6. Limitations on Hospitality Occupations

Some concern has been expressed about the rise in the number of positions sponsored in the hospitality industry. As a result, there are now limitations on sponsorship of Cooks, Chefs and Cafe/Restaurant managers. Such employees cannot be sponsored to fill positions in fast food or takeaway restaurants.

7. Training Requirement

The training obligation for sponsors will now apply for each 12 month period from the approval of sponsorship. Previously, the obligation was to meet the obligation for each financial year.

Employers need to keep records of training activities to meet the obligation. If an employer does not meet the training benchmark, they may not be approved for an extension or variation of their sponsorship and could face fines or cancellation of their approval.

The training benchmarks remain the same - either 1% of payroll spent on training of Australians in the business, or contribution of 2% of payroll to a training fund.

8. Work Condition 8107

There are a number of changes to the work condition 8107 which applies to 457 visa holders:
  • They must commence work within 90 days of arrival in Australia
  • If they leave employment with the current sponsor, they have 90 days to be sponsored by a new employer before they will be considered in breach of the 8107 condition (increased from the previous 28 days)
  • If required by their occupation, the 457 holder must have the necessary licensing professional membership or registration in Australia

9. Salary Level Increases

Threshold salary levels have increased as of 1 July as follows:

Salary Level Previous Current Increase
TSMIT (Minimum Salary) $51,400 $53,900 5%
English Language Waiver $92,000 $96,400 5%
Market Rate Salary Waiver $180,000 $250,000 39%

10. Other Changes

There are a host of other changes, including:
  • All 457 applications must now be lodged online, with no paper applications possible
  • Greater powers for Fair Work Australia to inspect workplaces for compliance with immigration laws
  • Possibility of refusal of a nomination on the basis that it is "not genuine"
  • In determining market rate salary, reference can be made to employees working in similar businesses in the locality, rather than just the sponsor's workplace
  • Requiring employers to retain employment contracts to demonstrate that they are not engaging in defacto labour hire arrangements
  • Requiring sponsors to pay for the cost of obtaining approval as a business sponsor, rather than having these be paid by the 457 applicant or another person

Conclusion

The impact of the above changes is significant and will prevent many businesses from looking at the 457 program. The changes will make overseas businesses seriously consider setting up in other regional centres, such as Singapore, rather than Australia.

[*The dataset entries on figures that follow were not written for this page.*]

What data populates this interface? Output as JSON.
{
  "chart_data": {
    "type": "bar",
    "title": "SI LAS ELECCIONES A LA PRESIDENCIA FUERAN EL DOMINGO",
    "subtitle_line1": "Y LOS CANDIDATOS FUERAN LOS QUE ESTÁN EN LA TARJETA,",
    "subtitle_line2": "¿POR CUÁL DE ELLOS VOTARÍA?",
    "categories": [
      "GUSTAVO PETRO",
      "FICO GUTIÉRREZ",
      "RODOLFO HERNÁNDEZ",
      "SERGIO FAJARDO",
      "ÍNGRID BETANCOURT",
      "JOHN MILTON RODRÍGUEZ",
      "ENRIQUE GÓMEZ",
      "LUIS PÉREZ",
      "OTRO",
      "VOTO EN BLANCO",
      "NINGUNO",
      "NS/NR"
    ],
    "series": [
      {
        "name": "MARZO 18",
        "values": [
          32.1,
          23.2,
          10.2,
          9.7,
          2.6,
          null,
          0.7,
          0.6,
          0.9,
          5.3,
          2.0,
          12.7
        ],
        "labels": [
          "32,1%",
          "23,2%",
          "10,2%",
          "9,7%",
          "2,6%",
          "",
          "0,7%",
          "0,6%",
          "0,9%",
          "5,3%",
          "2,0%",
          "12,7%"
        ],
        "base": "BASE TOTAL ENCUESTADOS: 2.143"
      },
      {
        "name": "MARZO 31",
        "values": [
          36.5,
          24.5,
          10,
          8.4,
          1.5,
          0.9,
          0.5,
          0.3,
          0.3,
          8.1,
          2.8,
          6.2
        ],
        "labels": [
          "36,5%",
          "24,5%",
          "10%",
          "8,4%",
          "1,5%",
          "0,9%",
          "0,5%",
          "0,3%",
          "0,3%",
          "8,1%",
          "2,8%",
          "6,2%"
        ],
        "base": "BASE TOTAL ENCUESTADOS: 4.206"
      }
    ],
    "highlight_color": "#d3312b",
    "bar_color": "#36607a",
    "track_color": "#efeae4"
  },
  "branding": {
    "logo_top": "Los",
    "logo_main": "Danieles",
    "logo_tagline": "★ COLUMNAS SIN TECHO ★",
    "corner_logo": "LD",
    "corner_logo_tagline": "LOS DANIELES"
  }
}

The haste with which these changes have been introduced and the lack of any real consultation is deeply concerning.

But some of the most significant changes are still to come - the introduction of Labour Market Testing for 457 visa applications has passed through Parliament in the form of the Migration Amendment (Temporary Sponsored Visas) Bill 2013. When these changes come into effect is unknown, but they will cause businesses still more cost and delay when sponsoring employees.